Check for extraneous solutions:
Denominator (x-1 \neq 0). (x = 2) satisfies this, so it is valid No workaround needed..
Problem 8 – Quadratic Formula
Question:
Solve (2x^2 - 4x - 6 = 0) using the quadratic formula.
Answer & Explanation:
Quadratic formula: (x = \frac{-b \pm \sqrt{b^2-4ac}}{2a}).
Here, (a = 2), (b = -4), (c = -6) Worth keeping that in mind.
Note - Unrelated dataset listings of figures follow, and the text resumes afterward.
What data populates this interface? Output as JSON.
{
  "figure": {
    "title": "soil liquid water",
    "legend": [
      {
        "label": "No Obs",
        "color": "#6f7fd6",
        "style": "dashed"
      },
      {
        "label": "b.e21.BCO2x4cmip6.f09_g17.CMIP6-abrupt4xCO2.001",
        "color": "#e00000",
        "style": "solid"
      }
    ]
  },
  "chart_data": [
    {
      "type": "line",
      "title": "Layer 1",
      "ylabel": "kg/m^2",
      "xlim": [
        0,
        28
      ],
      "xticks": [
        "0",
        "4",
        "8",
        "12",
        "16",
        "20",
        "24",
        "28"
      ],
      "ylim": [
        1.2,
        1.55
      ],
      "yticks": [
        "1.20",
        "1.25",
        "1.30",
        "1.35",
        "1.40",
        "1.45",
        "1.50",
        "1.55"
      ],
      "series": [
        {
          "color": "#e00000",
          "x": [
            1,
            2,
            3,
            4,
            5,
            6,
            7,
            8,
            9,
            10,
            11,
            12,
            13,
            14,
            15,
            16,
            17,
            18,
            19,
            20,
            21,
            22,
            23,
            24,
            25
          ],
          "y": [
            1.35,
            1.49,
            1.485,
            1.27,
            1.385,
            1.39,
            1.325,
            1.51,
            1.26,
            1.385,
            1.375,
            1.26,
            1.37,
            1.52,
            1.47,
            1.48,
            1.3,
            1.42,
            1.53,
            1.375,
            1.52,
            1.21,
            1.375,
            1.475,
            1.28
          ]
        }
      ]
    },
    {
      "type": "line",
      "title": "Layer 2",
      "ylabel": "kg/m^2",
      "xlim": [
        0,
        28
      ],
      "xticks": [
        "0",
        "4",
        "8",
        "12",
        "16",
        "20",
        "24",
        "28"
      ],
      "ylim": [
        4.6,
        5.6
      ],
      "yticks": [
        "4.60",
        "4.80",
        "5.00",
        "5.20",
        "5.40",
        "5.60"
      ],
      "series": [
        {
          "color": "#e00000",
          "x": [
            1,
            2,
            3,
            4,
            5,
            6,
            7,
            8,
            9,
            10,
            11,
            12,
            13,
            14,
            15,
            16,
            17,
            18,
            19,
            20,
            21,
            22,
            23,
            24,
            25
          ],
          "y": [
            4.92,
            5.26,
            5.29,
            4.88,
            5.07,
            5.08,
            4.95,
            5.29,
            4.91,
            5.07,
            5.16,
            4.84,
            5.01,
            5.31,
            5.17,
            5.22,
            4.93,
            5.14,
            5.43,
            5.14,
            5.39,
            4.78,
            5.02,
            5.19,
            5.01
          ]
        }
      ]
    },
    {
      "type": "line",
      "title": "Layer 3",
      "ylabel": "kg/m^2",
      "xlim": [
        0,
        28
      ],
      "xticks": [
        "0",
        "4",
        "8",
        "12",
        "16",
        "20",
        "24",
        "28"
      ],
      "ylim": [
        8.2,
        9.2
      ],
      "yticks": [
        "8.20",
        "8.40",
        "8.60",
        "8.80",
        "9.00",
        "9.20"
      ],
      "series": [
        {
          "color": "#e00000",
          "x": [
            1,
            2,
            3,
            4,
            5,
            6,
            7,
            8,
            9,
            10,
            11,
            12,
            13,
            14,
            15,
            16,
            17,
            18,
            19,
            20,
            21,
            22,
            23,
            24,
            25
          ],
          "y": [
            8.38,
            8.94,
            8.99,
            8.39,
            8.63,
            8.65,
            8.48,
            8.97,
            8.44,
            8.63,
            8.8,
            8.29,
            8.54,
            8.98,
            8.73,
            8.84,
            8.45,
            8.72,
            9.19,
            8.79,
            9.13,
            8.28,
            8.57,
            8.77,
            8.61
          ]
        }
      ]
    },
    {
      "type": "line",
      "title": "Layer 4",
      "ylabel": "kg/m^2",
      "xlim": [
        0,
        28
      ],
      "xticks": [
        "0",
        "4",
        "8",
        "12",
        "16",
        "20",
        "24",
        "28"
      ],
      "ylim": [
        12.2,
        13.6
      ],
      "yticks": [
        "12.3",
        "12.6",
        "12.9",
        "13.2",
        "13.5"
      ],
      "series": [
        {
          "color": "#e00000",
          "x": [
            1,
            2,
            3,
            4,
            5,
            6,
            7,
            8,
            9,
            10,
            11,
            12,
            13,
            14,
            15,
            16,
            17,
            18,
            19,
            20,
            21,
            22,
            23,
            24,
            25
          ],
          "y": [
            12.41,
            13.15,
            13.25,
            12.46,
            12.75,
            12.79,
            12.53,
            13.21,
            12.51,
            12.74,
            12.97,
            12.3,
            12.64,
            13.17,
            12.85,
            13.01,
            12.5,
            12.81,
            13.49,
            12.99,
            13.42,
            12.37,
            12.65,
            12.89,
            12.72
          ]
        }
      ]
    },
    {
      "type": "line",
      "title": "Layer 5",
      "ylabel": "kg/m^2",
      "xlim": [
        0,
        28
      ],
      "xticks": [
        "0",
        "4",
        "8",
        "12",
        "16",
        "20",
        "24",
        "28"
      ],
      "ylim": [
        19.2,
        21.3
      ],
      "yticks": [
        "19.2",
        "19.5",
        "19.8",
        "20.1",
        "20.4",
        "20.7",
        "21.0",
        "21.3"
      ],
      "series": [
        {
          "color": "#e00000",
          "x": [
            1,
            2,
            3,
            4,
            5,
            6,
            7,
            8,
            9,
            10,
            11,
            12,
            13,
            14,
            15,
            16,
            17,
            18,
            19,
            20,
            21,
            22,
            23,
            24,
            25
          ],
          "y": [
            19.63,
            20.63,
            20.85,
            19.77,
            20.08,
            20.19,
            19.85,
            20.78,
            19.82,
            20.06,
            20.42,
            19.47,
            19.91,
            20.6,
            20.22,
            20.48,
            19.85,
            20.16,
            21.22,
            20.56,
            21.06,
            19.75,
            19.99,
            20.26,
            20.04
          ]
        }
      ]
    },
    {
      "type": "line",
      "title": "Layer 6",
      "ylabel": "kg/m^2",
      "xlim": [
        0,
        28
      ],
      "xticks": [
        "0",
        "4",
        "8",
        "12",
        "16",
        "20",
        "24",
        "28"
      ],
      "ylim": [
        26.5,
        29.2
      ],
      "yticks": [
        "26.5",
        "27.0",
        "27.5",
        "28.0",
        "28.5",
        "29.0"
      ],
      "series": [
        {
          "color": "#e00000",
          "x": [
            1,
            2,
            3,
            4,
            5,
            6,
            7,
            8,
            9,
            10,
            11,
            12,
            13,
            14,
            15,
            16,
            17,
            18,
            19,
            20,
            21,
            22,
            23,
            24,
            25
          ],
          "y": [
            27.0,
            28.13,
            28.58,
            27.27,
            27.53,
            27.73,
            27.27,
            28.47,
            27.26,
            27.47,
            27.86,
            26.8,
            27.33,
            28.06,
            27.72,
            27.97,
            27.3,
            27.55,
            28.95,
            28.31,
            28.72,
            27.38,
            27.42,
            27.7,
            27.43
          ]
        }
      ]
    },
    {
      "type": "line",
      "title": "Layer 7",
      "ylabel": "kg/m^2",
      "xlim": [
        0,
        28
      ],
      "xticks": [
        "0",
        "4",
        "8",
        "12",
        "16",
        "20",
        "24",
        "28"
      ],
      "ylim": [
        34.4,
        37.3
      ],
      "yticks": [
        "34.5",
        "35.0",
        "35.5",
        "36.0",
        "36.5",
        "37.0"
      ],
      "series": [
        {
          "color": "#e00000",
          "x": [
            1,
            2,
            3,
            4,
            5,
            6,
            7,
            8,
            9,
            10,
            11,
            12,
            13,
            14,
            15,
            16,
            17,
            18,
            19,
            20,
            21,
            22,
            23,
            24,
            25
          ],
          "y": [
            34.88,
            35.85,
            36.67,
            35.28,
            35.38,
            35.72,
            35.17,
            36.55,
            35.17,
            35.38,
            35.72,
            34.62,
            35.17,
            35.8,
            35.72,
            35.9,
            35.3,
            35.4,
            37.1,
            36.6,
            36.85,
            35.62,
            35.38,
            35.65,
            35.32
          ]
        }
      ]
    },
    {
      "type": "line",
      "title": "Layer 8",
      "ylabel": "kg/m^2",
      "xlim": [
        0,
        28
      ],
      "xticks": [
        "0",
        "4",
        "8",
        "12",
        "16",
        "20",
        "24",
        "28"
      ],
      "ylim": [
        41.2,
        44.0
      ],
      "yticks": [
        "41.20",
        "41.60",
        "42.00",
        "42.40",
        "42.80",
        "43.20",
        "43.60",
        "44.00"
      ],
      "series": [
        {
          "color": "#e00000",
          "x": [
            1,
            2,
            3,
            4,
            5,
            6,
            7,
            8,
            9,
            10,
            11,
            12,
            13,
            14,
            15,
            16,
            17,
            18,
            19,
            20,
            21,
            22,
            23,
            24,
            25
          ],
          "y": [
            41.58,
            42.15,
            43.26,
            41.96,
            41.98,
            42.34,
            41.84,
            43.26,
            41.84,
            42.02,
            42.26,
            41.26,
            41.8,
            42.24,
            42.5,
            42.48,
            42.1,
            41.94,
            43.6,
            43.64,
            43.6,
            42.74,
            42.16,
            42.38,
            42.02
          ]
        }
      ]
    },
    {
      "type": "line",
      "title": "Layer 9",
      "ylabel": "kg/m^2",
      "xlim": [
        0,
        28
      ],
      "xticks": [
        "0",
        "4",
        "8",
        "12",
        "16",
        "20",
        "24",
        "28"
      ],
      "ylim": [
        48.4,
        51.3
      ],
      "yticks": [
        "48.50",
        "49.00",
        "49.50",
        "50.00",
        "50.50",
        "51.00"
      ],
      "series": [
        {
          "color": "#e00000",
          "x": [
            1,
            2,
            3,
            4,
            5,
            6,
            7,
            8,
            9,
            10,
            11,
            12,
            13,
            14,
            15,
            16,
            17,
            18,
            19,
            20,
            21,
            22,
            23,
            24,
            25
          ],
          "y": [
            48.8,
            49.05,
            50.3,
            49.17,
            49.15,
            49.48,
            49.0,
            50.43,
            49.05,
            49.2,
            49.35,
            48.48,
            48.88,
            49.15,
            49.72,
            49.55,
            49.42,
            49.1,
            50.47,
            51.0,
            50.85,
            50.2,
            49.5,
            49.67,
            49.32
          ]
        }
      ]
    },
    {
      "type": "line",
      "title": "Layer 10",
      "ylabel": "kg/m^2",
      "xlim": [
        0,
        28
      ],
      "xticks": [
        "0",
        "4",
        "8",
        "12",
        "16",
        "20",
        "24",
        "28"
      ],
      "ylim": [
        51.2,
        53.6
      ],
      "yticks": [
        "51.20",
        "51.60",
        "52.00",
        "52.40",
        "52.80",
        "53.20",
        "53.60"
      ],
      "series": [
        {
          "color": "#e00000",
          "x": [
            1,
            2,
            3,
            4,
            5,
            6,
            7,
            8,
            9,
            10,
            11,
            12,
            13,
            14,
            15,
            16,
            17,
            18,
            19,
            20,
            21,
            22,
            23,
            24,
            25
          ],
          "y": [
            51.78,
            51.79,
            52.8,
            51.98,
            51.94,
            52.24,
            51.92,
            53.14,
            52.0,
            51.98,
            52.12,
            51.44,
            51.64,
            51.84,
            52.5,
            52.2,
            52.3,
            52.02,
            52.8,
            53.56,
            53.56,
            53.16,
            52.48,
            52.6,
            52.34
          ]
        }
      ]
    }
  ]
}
Less friction, more output..
- Compute discriminant:
(b^2 - 4ac = (-4)^2 - 4(2)(-6) = 16 + 48 = 64). - Apply formula:
(x = \frac{-(-4) \pm \sqrt{64}}{2 \cdot 2} = \frac{4 \pm 8}{4}). - Find two solutions:
- (x = \frac{4 + 8}{4} = \frac{12}{4} = 3).
- (x = \frac{4 - 8}{4} = \frac{-4}{4} = -1).
Solutions: (x = 3) or (x = -1).
Problem 9 – Exponential Function
Question:
Find the value of (x) in the equation (5 \cdot 2^x = 80).
Answer & Explanation:
- Isolate the exponential term:
(2^x = \frac{80}{5} = 16). - Recognize 16 as a power of 2:
(16 = 2^4). - Set exponents equal:
(2^x = 2^4 \Rightarrow x = 4).
Problem 10 – Logarithmic Equation
Question:
Solve (\log_3(x) + \log_3(x-4) = 2).
Answer & Explanation:
- Use log property: (\log_a b + \log_a c = \log_a(bc)).
(\log_3[x(x-4)] = 2). - Exponentiate both sides:
(x(x-4) = 3^2 = 9). - Form quadratic:
(x^2 - 4x - 9 = 0). - Solve using quadratic formula:
(a = 1), (b = -4), (c = -9).
Discriminant (= (-4)^2 - 4(1)(-9) = 16 + 36 = 52).
(x = \frac{4 \pm \sqrt{52}}{2} = \frac{4 \pm 2\sqrt{13}}{2} = 2 \pm \sqrt{13}). - Check domain:
Argument of logarithm must be positive:- (x > 0).
- (x-4 > 0 \Rightarrow x > 4).
Only (x = 2 + \sqrt{13}) (≈ 5.605) satisfies both conditions.
Solution: (x = 2 + \sqrt{13}).
Common Mistakes & How to Avoid Them
| Concept | Typical Error | Fix |
|---|---|---|
| Linear equations | Forgetting to distribute parentheses | Always expand fully before combining like terms |
| Quadratic equations | Mis‑identifying the sign of coefficients | Double‑check each step, especially when factoring |
| Systems of equations | Substituting the wrong variable | Label each equation clearly; write variable expressions separately |
| Rational equations | Ignoring extraneous solutions | After finding a solution, verify that it does not make any denominator zero |
| Logarithms | Applying log rules incorrectly | Remember (\log_a b + \log_a c = \log_a (bc)) and (\log_a b - \log_a c = \log_a (b/c)) |
Tips for Mastery
- Practice Pattern Recognition – Many algebra problems rely on spotting patterns (e.g., constant differences for linear functions, perfect squares for quadratics).
- Check Your Work – Plug solutions back into the original equation to confirm validity.
- Use Graphs When Possible – Visualizing functions can reveal hidden solutions or confirm the nature of the function (linear, quadratic, etc.).
- Keep Units and Domains in Mind – Especially with logs and rational expressions, domain restrictions often eliminate apparent solutions.
- Build Incrementally – Start with simple problems, then layer in complexity (e.g., systems of equations with more variables).
Conclusion
Mastering functions and equations unlocks powerful problem‑solving tools across mathematics and science. Because of that, use the step‑by‑step solutions above as a study guide, and revisit the common pitfalls to strengthen your algebraic intuition. But by understanding the underlying principles—identifying function types, manipulating algebraic expressions, applying the quadratic formula, and respecting domain constraints—you can confidently tackle any challenge presented in Lesson 3. With practice, the patterns will become second nature, and the confidence to solve even the most complex equations will grow.